Roon sees my Google Cast Groups as well as the individual speakers (as separate endpoints)
*. It not only serves music to the big rig in 2-channel room in the basement, but it serves video to the 85" TV it is adjacent to. It never runs when the big rig (38-tube monoblocks and 8’hx3’w speakers) isn’t running and rarely runs for video, and it would never be necessary for multi-room background music.
Thanks Placebophile (BTW, good moniker), it’s good to hear that “Roon plays nice with Google Minis in multi room.”
Having 8 Alexa speakers, I generally use Prime’s non-HD music, but am limited by those offerings. But now and again it would be great to have access to some control and the use of my own tracks and playlists.

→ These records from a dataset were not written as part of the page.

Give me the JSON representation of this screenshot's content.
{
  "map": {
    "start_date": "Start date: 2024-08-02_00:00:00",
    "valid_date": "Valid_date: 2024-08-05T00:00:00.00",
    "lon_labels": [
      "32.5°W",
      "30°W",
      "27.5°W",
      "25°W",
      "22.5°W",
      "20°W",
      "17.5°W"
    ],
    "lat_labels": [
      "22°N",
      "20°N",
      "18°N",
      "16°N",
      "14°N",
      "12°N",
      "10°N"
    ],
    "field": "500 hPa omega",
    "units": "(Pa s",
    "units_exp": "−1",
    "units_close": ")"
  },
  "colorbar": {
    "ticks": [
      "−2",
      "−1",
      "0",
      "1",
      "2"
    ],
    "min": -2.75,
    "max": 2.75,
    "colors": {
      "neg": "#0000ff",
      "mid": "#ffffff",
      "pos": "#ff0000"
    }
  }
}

Not knowing, I would assume that authorization/de-authorization is a fairly simple process of a couple button clicks. Whether that is the case, or it is finicky and not always repeatable the first time, I would appreciate advice regarding the process. I’m disabled and futzing with what were once minor details, like plugging in interconnects or an A/C cord, is no longer the case.
But getting back on topic… I can understand why you want 2 cores. Personally, I’d buy a second license or I’d move that loud box somewhere it can stay on all the time.

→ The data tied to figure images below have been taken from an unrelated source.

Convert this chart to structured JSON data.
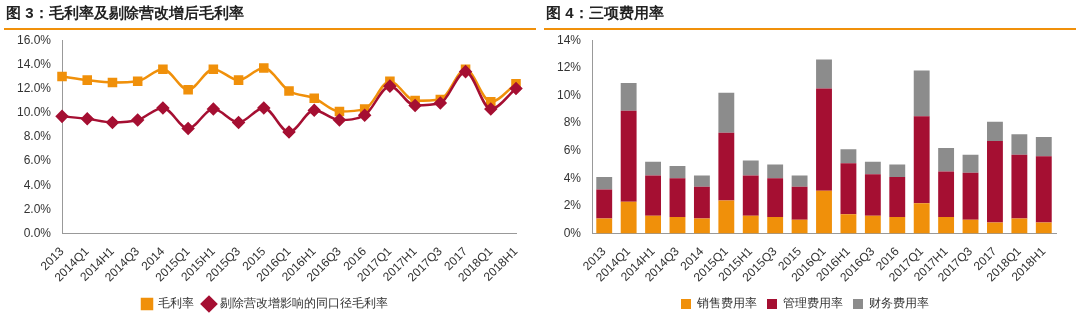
{
  "chart_data": [
    {
      "type": "line",
      "title": "图 3：毛利率及剔除营改增后毛利率",
      "categories": [
        "2013",
        "2014Q1",
        "2014H1",
        "2014Q3",
        "2014",
        "2015Q1",
        "2015H1",
        "2015Q3",
        "2015",
        "2016Q1",
        "2016H1",
        "2016Q3",
        "2016",
        "2017Q1",
        "2017H1",
        "2017Q3",
        "2017",
        "2018Q1",
        "2018H1"
      ],
      "series": [
        {
          "name": "毛利率",
          "color": "#f0900a",
          "marker": "square",
          "values": [
            13.0,
            12.7,
            12.5,
            12.6,
            13.6,
            11.9,
            13.6,
            12.7,
            13.7,
            11.8,
            11.2,
            10.1,
            10.3,
            12.6,
            11.0,
            11.1,
            13.6,
            10.9,
            12.4
          ]
        },
        {
          "name": "剔除营改增影响的同口径毛利率",
          "color": "#a50f32",
          "marker": "diamond",
          "values": [
            9.7,
            9.5,
            9.2,
            9.4,
            10.4,
            8.7,
            10.3,
            9.2,
            10.4,
            8.4,
            10.2,
            9.4,
            9.8,
            12.2,
            10.6,
            10.8,
            13.4,
            10.3,
            12.0
          ]
        }
      ],
      "ylim": [
        0,
        16
      ],
      "yticks": [
        {
          "value": 0,
          "label": "0.0%"
        },
        {
          "value": 2,
          "label": "2.0%"
        },
        {
          "value": 4,
          "label": "4.0%"
        },
        {
          "value": 6,
          "label": "6.0%"
        },
        {
          "value": 8,
          "label": "8.0%"
        },
        {
          "value": 10,
          "label": "10.0%"
        },
        {
          "value": 12,
          "label": "12.0%"
        },
        {
          "value": 14,
          "label": "14.0%"
        },
        {
          "value": 16,
          "label": "16.0%"
        }
      ],
      "grid": false,
      "legend": "bottom",
      "line_style": "solid"
    },
    {
      "type": "bar",
      "stacked": true,
      "title": "图 4：三项费用率",
      "categories": [
        "2013",
        "2014Q1",
        "2014H1",
        "2014Q3",
        "2014",
        "2015Q1",
        "2015H1",
        "2015Q3",
        "2015",
        "2016Q1",
        "2016H1",
        "2016Q3",
        "2016",
        "2017Q1",
        "2017H1",
        "2017Q3",
        "2017",
        "2018Q1",
        "2018H1"
      ],
      "series": [
        {
          "name": "销售费用率",
          "color": "#f0900a",
          "values": [
            1.1,
            2.3,
            1.3,
            1.2,
            1.1,
            2.4,
            1.3,
            1.2,
            1.0,
            3.1,
            1.4,
            1.3,
            1.2,
            2.2,
            1.2,
            1.0,
            0.8,
            1.1,
            0.8
          ]
        },
        {
          "name": "管理费用率",
          "color": "#a50f32",
          "values": [
            2.1,
            6.6,
            2.9,
            2.8,
            2.3,
            4.9,
            2.9,
            2.8,
            2.4,
            7.4,
            3.7,
            3.0,
            2.9,
            6.3,
            3.3,
            3.4,
            5.9,
            4.6,
            4.8
          ]
        },
        {
          "name": "财务费用率",
          "color": "#8c8c8c",
          "values": [
            0.9,
            2.0,
            1.0,
            0.9,
            0.8,
            2.9,
            1.1,
            1.0,
            0.8,
            2.1,
            1.0,
            0.9,
            0.9,
            3.3,
            1.7,
            1.3,
            1.4,
            1.5,
            1.4
          ]
        }
      ],
      "ylim": [
        0,
        14
      ],
      "yticks": [
        {
          "value": 0,
          "label": "0%"
        },
        {
          "value": 2,
          "label": "2%"
        },
        {
          "value": 4,
          "label": "4%"
        },
        {
          "value": 6,
          "label": "6%"
        },
        {
          "value": 8,
          "label": "8%"
        },
        {
          "value": 10,
          "label": "10%"
        },
        {
          "value": 12,
          "label": "12%"
        },
        {
          "value": 14,
          "label": "14%"
        }
      ],
      "grid": false,
      "legend": "bottom"
    }
  ]
}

Swapping or de-auth’ing a core is easy. You’ll point a remote at a Core without license. It will tell you that Core has no license and reference the Core holding license. You click on deauthorize. You may need to login to do this. Then the remote works as normal on the new Core.
I don’t really have much experience with multiple cores so hope others will chime in with experience. Realize, your “background” core will be offline when your main rig is running. Multiple people in the house might notice this. Another reason just to use 1 core for everything. If I had to explain to others in my house the 1 license multiple core thing I’d be single.
Thanks on the core switching advice! It’s good to know authorizing/de-authorizing was as I expected, no problem. One of the things among many, I found attractive about Roon, was that the interface once established, is rock-solid and just works!
Only wife and me in the house. So, no problem with the “background” cores. But thanks for the advice. It would definitely be important for some.
Never quite understood the gnashing of teeth over a background noise quandary. Most non-“silent” PC’s are fairly quiet and unless one is nearby, music and video generally overshadow what little, if any noise there is. For example, when there is no sound in my home theater room, the projector can be heard. But have some minimal sound and it can’t be heard. Of course, if one is mic’ing an Audyssey or Dirac pre-pro, the noise floor is very important. But yes, my HTPC is fairly loud. I threw more fans in it than maybe necessary, because of other’s having heat issues with the Corsair case and multiple HD’s. But a bat couldn’t hear the HTPC from the audio room in the basement with HTPC upstairs.